One interesting finding from our study is that large tidal volumes gave larger particle flow than small tidal volumes in all modes and all settings. This suggests that small particle flow might be associated with better preservation of normal lung tissue function than large particle flow. Large tidal volume has been previously shown to be more traumatic and is associated with worse outcomes; this might support the hypothesis that larger particle flow is worse than small particle flow [20].

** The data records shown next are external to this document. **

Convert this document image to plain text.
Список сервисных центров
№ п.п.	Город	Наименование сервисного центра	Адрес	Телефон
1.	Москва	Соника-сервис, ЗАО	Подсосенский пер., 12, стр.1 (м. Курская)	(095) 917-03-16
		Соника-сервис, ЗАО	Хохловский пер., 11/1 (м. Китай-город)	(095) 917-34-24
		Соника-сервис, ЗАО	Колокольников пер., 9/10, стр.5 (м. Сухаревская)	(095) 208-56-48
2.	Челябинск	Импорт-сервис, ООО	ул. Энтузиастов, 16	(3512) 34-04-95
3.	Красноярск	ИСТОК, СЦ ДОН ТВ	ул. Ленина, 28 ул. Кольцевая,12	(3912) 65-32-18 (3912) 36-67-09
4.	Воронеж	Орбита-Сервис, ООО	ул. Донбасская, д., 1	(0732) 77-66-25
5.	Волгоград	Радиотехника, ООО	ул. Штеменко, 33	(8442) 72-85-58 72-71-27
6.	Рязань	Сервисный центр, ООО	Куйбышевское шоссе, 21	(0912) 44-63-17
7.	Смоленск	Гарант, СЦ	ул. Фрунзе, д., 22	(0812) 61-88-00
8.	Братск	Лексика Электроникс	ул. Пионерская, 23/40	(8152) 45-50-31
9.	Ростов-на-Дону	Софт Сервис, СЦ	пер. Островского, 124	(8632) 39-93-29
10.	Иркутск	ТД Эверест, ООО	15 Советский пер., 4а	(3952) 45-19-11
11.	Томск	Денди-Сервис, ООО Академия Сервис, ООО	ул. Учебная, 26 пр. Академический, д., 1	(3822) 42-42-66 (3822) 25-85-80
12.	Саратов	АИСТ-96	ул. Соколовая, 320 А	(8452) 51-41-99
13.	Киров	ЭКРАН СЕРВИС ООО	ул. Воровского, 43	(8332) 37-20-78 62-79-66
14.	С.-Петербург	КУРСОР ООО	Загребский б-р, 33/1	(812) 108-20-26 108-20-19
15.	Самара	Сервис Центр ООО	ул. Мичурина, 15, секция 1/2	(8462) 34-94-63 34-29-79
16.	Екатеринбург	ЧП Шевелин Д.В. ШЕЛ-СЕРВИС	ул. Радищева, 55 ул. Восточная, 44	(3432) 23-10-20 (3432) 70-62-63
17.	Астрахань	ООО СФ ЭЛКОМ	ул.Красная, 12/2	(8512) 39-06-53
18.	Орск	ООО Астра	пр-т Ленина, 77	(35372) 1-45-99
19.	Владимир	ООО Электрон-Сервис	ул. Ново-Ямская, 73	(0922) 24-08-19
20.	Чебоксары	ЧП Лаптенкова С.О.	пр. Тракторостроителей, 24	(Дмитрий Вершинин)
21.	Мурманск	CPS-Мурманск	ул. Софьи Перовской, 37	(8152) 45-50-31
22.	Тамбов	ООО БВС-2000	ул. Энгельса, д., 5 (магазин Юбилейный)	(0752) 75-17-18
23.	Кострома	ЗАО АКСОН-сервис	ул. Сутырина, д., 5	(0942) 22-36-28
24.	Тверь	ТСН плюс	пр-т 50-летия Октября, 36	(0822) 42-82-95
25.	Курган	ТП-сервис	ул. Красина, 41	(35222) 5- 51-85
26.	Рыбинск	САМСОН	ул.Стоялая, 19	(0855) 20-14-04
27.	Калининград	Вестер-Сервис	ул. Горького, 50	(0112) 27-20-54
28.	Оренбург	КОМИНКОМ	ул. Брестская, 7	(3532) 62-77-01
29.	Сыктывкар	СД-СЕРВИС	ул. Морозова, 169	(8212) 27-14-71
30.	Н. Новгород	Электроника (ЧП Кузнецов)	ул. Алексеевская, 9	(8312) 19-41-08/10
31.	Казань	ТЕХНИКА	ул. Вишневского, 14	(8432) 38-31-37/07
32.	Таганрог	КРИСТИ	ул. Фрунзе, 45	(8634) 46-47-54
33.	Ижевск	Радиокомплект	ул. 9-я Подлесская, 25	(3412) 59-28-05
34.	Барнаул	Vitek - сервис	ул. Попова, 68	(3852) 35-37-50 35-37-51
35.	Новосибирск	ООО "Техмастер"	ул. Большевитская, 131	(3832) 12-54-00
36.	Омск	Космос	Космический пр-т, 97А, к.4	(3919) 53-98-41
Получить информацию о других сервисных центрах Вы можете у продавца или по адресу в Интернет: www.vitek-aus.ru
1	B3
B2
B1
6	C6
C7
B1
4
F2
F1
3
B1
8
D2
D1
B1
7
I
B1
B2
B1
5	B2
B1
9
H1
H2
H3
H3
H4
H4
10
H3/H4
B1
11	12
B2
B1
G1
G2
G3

In this study, we also attempted to alter the capillary wall permeability with the help of selected drugs to alter the dilation and constriction of the capillary bed by using K for vasodilatation followed by NA for vasoconstriction and niprid for vasodilatation after the NA vasoconstriction. When this was performed, we could see a statistically significant increase in the number of particles going from baseline to vasodilatation and from vasoconstriction to vasodilatation. This might be due to the fact that blood flow and change in capillary wall permeability plays an important role on the particle flow which may be a physiological sign for the importance of pulmonary blood flow for the function and status condition of the lung parenchyma.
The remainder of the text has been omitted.